- Rail companies have today pledged to make stations across Britain more sustainable.
- Action to reduce waste, support local wildlife and cut the carbon footprint of railway stations will be informed by the industry’s new Sustainable Stations Guide launched today.
- The 2,563 railway stations across Britain cover an area around the size of Central London and 85% of people in the UK live within 5km of a station.
- With rail accounting for just 1.4% of transport emissions despite representing 10% of all journeys, rail companies want to go further, faster, to get the UK on track to meet its net-zero commitment.
- Community rail set to play a key role in the development and community outreach of sustainable stations.
More solar panels, wildflower zones and electric vehicle charge points may be appearing at railway stations across the country as all rail companies responsible for managing railway stations today pledged their commitment to making stations more sustainable.

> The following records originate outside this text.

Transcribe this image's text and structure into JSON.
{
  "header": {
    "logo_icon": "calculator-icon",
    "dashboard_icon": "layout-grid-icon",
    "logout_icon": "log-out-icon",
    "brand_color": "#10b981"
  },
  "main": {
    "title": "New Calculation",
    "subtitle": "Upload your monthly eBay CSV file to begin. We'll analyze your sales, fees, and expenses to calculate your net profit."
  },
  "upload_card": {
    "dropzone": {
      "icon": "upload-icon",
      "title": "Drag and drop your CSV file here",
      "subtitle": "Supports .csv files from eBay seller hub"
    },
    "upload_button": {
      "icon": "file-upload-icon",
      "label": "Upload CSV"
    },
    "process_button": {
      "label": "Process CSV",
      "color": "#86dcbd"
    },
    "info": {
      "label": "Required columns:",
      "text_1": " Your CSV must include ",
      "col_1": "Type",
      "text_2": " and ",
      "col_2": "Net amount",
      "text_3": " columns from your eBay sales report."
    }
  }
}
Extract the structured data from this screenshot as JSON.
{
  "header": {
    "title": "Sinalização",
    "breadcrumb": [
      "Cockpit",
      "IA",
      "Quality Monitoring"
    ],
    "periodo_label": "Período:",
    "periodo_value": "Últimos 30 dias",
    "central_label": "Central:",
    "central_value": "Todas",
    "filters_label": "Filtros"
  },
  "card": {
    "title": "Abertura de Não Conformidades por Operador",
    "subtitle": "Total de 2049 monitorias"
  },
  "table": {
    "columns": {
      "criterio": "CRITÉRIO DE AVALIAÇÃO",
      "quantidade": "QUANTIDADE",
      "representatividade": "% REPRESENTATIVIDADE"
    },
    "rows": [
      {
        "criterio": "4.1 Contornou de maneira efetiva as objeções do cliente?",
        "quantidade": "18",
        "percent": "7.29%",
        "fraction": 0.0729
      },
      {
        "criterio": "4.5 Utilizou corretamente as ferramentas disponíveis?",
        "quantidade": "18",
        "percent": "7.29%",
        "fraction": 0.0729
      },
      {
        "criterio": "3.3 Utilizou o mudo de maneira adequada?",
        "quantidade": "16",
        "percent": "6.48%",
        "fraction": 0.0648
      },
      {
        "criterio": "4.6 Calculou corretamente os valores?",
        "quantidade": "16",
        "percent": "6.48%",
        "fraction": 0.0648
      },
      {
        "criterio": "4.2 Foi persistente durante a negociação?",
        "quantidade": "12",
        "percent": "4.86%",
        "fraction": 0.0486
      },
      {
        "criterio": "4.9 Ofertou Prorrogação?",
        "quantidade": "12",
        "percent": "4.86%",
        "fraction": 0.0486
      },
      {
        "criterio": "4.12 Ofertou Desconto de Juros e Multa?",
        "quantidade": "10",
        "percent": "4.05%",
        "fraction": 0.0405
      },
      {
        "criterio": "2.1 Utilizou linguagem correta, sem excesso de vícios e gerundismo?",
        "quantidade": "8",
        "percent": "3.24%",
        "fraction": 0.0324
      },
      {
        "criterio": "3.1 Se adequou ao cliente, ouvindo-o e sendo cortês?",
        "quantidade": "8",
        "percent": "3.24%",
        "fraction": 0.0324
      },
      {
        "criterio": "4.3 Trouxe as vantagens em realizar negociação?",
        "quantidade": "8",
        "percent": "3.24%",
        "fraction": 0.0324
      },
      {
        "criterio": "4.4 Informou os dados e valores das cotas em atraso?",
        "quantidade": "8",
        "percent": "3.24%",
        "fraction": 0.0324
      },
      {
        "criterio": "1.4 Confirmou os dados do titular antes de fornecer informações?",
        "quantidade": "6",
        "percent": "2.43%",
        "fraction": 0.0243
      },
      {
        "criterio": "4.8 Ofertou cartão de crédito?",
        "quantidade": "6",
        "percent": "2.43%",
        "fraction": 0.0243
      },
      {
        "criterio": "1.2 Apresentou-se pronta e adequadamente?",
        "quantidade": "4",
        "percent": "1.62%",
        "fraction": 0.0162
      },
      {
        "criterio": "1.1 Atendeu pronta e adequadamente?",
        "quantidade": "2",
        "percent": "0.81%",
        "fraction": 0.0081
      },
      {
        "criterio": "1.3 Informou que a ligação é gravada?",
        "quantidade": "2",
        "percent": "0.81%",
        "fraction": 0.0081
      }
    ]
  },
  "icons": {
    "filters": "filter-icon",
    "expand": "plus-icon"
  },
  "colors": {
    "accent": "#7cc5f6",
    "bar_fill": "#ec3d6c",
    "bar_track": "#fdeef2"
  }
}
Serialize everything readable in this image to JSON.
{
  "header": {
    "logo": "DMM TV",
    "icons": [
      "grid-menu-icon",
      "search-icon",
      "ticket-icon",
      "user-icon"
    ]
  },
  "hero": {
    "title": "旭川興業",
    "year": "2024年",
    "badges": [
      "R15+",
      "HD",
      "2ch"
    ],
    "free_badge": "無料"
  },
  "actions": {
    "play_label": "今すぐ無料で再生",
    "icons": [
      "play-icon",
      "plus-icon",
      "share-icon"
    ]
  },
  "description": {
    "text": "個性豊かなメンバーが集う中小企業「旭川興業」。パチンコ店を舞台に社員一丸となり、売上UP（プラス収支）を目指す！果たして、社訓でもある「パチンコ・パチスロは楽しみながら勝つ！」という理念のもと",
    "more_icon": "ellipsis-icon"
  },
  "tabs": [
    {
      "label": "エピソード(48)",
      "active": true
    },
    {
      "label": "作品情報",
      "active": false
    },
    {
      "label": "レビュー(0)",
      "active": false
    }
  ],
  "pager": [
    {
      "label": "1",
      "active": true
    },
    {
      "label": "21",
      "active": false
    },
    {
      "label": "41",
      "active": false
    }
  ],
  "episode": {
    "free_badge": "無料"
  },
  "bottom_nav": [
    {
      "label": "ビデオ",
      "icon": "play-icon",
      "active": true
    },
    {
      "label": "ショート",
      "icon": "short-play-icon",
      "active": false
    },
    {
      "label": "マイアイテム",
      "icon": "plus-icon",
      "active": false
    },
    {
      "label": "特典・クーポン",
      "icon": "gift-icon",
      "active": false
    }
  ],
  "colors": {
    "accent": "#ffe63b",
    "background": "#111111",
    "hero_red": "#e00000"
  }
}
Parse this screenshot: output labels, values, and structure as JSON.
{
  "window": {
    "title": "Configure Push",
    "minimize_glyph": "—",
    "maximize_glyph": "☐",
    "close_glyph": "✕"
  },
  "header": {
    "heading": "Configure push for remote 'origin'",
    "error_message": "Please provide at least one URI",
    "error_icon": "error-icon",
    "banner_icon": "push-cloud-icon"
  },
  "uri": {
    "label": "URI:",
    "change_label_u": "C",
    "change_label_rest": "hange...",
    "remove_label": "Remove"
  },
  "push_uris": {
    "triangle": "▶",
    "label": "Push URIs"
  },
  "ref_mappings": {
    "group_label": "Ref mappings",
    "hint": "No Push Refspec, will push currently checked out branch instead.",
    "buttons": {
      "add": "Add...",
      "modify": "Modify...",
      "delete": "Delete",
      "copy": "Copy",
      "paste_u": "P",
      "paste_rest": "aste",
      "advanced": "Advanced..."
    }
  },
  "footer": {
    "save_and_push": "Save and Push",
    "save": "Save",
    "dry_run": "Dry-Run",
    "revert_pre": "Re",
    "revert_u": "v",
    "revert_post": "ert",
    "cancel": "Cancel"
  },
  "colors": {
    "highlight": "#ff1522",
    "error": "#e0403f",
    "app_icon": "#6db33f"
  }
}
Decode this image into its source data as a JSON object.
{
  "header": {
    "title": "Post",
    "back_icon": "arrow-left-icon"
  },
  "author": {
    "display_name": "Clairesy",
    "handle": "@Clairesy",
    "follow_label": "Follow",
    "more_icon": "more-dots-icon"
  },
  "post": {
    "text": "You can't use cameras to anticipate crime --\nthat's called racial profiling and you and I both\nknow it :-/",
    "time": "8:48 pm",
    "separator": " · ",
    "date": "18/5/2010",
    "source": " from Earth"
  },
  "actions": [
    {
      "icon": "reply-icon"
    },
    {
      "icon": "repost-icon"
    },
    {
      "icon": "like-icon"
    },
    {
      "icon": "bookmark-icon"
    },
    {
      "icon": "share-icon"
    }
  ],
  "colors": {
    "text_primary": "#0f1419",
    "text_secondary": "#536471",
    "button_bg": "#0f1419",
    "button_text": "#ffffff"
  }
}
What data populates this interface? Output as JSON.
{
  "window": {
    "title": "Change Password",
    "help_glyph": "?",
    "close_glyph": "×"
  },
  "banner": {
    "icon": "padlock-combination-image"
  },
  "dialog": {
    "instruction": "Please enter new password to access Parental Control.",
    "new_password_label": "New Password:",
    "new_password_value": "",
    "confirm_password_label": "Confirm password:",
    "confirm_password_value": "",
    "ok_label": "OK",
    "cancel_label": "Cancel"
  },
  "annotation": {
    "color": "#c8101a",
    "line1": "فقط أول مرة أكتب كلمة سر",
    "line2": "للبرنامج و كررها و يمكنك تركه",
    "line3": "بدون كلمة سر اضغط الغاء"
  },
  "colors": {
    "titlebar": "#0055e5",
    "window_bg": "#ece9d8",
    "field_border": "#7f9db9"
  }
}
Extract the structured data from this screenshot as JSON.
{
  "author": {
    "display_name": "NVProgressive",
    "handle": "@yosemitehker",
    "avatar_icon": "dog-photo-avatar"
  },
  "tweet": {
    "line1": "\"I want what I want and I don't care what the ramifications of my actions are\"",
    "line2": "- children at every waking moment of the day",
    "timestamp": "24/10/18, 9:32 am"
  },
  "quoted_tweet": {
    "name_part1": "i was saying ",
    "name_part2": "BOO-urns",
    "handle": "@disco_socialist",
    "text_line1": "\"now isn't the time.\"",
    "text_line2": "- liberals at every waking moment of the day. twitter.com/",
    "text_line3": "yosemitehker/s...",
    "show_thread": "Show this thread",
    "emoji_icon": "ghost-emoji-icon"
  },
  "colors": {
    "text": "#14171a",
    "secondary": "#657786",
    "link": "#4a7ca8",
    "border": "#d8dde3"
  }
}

The pledge was made as the rail industry published a new Sustainable Stations:Best Practice Guide, which details ways in which train operators can meet this commitment in support of global goals of decarbonisation, reducing waste and supporting local plant and animal life. The document will also be used by train companies when agreeing future contracts.
Network Rail, which is responsible for managing 20 railway stations, including some of the nation’s biggest and busiest, have also committed to make their stations more sustainable by meeting targets set out in the Network Rail Environmental Sustainability Strategy.
The guide highlights best practice already employed at other stations in the areas of sustainability, biodiversity and community, including a number of Community Rail Network member projects including Friends of Buxton Station’s Buzzing Stations initiative and Community Rail Cumbria’s active travel projects.
Community rail is also shown in the guide as a key provider for community engagement, illustrating the far-reaching benefits to station and community sustainability, especially with regards to how volunteers are best placed to promote the railway as an environmentally friendly alternative to car use, breaking down barriers to travel, and highlighting the importance of green travel.
Robert Nisbet, director of nations and regions for the Rail Delivery Group said:“Stations are at the heart of countless communities across Britain and many have already undertaken incredible work to reduce waste, cut carbon and support wildlife. Rail is already a green way to travel but we know there is more we can do and through this pledge, rail companies have made clear they are up to the challenge.”
Ensuring people return to rail travel will also be vital to secure a green economic recovery from Covid and avoid a spike in car use that would deal a hammer blow to Britain’s net-zero carbon emissions. It is estimated that attracting people out of cars and onto trains by making fares simpler could add 300million rail journeys over the next ten years, preventing 1.2m tonnes of CO2 emissions from cars, while investment in HS2 is expected to cut 1million lorry journeys over a similar period by increasing space for rail freight on existing lines.